While Columbus Council decides what to do with Government Center, more improvements planned

Columbus officials continue to weigh where and how new government facilities will be constructed, and the city’s mayor hopes the available options will be cut in half.

Columbus mayor Skip Henderson said Tuesday in an interview with the Ledger-Enquirer that he hopes the four options currently being considered for the city’s decaying government center can be cut down to two by the end of July.

“I think you’ll see the city manager’s officer — along with my office — he and I will sit down and review the information that people have given us during these public meetings and probably come in with a couple of recommendations trying to whittle it down to two,” he said. “I’d like for it to.”

Henderson’s comments came following a Tuesday council meeting where brief updates on improvements to the 48-year-old building and discussion about plans for the future center were discussed. They were:

Deputy City Manager Pam Hodge said that plans for stairwell pressurization and fire alarm system replacement at the current complex are being designed. The city is expected to solicit contract bids for the project in August, and construction is slated to begin in September.

The center’s current sprinkler system is also being reviewed.

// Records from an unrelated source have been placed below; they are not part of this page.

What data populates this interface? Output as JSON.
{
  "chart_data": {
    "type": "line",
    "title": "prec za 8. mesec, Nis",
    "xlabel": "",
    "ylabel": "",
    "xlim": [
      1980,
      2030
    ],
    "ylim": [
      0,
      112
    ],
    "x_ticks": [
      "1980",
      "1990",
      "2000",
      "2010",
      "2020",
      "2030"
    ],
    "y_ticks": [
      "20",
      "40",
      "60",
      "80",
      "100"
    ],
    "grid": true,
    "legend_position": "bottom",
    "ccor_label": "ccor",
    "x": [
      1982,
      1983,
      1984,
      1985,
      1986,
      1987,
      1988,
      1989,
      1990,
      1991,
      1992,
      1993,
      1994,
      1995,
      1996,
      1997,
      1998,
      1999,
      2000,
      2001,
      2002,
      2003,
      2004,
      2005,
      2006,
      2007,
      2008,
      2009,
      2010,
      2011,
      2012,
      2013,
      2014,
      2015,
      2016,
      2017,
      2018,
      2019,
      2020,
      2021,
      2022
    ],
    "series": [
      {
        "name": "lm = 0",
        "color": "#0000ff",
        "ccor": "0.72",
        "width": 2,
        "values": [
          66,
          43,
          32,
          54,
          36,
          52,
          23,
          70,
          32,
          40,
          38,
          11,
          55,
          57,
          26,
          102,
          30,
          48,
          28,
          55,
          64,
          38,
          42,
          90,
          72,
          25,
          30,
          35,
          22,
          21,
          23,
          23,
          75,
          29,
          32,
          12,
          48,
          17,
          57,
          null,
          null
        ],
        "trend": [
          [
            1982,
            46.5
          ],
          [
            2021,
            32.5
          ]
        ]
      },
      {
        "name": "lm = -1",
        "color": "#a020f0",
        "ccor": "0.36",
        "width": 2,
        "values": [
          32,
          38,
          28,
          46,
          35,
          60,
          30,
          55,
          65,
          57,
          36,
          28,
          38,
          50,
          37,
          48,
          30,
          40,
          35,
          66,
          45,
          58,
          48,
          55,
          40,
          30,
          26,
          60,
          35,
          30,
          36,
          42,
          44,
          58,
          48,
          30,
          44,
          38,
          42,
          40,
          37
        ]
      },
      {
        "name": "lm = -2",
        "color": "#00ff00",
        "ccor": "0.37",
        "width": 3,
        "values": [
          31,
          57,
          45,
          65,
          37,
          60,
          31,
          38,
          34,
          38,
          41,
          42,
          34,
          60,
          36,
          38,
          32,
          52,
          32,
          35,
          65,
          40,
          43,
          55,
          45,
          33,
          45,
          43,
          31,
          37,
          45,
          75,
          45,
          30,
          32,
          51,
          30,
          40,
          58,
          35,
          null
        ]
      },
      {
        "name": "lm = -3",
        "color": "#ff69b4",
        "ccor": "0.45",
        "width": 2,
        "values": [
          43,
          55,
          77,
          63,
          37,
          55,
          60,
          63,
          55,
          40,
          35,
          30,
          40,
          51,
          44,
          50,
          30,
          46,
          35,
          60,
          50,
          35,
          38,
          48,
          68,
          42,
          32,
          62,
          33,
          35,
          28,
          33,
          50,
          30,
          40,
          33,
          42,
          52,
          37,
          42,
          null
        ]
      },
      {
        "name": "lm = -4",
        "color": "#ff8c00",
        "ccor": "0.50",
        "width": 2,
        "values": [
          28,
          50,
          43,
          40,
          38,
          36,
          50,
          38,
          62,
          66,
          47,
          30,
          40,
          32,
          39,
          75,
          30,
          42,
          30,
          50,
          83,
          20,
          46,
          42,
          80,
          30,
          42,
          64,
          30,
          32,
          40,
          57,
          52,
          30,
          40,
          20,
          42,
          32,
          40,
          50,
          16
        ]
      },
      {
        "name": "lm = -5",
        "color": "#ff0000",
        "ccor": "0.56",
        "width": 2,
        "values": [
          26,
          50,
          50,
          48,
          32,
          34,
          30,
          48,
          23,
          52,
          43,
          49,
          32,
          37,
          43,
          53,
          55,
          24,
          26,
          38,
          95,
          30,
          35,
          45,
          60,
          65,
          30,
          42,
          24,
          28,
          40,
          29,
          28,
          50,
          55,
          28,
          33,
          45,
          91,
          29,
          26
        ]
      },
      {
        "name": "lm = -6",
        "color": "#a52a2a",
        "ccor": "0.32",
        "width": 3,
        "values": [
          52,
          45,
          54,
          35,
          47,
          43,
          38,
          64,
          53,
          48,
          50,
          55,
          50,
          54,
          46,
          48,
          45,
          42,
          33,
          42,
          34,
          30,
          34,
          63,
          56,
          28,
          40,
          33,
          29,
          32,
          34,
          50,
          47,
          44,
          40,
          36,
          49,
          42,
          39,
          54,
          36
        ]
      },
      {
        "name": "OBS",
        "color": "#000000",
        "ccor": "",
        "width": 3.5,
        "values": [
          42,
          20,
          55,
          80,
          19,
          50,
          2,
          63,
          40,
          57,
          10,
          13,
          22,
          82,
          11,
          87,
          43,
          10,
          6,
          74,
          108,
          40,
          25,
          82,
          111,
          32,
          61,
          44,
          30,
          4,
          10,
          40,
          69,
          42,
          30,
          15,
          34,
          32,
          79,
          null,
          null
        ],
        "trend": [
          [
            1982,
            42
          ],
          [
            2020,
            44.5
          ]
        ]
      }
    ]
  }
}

The city may soon approve a construction manager-at-risk process to build the new center. The method, among other things, sets a guaranteed maximum price that leaves the firm responsible for any additional cost, reports The Balance, a small business website.

While he’d like for the options to be narrowed relatively soon, Henderson said that if a member of the Columbus Council wanted to take another look at an option, that is possible.

“That’s not etched in stone,” he said. “If a council member decides they want to take another look at another option, you know, we’ll bring it back. But we’ve got to start working our way towards some type of agreement of what we are going to do.”

Henderson has previously expressed his support for funding the new center through a Special Purpose Local Option Sales Tax (SPLOST). He said in previous interviews that the council has expressed interest in asking the public for a new SPLOST when the current education SPLOST ends.

The debate over the fate of the current Government Center on 10th Street started in January 2017 when then-mayor Teresa Tomlinson created the Commission on New Government and Judicial Building to review conditions at the center and present options for moving forward.

“This building has served us well for nearly fifty years,“ Tomlinson said at the time. “(But) this building no longer serves our needs.“

In recent times, the complex has dealt with a series of issues, including damaging flooding.

Now, the council and Henderson are looking at these options:

Option 1 would consist of a complete demolition of the wings and parking garage to provide for a new judicial center on the existing site. The tower would be renovated for city administration and a new parking structure would be created on the site.

Option 2 would consist of a complete demolition of the tower, wings and parking garage and provide for a new judicial center, new administration building and new parking deck to be constructed on the site.

Option 3 would consist of a complete demolition of the tower, wings and parking garage and provide for construction of a new judicial center and parking garage on existing site. A building and parking structure for city administration would be constructed on a new site.

Option 4 would consist of a new site for both judicial and administration facilities and parking to support those facilities.

Officials estimate around 300,000 square feet will be needed to replace the complex.

To do it the “right way” and make sure the city gets feedback about using the funds for a government center, a decision needs to come soon, Henderson said.

“We’re losing any wiggle room we had,” he said. “We need to go ahead and get moving. . .Ultimately, it’s up to the council.”

Ledger-Enquirer archives were used in this report.